Euro 2012: UEFA 2012 Gets Off to Rocky Start With Racial Slurs and Attacks

Culture

The 2012 UEFA European Football Championship, the 14th European Championship for national football teams organized by UEFA and hosted by Poland and Ukraine between June 8 and 1 July 2012, got to a rocky start.

Czech Republic defender Theodor Gebre Selassie, who is of both Czech and Ethiopian descent, was the victim of “monkey chants” when his country's defeated Russia after one of the inaugural matches, with the Fare (Football Against Racism in Europe) network confirming the "fleeting" racist abuses against Czech Republic’s lone black player.

UEFA reportedly asked Fare to help appoint expert spotters to report further offensive banners, chants and behavior in stadiums during the rest of the tournament, as it was not the first time that black players were said to have been subjected to monkey chants in Poland (members of the Holland squad were allegedly racially abused during a training session in Krakow).

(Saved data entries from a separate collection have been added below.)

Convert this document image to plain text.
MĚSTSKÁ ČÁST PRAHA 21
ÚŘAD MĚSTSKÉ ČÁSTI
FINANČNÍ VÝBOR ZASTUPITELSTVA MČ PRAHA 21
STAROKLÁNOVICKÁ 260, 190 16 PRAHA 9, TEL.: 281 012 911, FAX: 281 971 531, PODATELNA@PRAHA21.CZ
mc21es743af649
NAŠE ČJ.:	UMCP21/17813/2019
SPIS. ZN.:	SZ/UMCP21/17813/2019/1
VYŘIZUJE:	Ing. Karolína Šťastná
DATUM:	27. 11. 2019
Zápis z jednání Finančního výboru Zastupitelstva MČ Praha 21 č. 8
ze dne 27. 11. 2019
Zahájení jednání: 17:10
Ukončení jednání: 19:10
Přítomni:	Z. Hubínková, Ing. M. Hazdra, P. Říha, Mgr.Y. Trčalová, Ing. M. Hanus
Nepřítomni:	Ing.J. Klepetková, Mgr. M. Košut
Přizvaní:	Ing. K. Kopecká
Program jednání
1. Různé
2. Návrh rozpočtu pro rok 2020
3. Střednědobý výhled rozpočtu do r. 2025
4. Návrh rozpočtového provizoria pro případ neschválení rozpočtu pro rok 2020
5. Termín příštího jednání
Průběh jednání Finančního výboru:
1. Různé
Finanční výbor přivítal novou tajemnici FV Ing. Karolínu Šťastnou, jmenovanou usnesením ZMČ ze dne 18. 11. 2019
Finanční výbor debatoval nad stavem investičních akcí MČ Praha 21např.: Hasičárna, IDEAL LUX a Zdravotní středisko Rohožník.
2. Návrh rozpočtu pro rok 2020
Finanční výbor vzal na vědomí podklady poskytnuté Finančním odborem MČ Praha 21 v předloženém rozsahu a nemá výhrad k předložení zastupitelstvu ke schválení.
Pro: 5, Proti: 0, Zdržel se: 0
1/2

In the meantime, violence also erupted at the Russia-Czech Republic game when a group of flight attendants were attacked by large group of fans in a walkway, allegedly because one of them denounced some Russian fans who were throwing firecrackers into the field. 

UEFA continued trying to do damage control by releasing a statement in which it described the “brief and isolated incident involving a small group” who attacked “a handful of stewards.” They claim the situation was quickly and efficiently brought under control.

I’m sure that’s not what the flight attendants who were reportedly kicked in the head and then brought to the hospital are thinking right now.

The incidents, during which witnesses have reported seeing Russian fans flying Russian Empire flags, highlight the tensions between Russia’s two ex-Soviet neighbors (Ukraine and Poland) as they try to steer away from their former empire’s influence and seek to forge closer ties with Western Europe.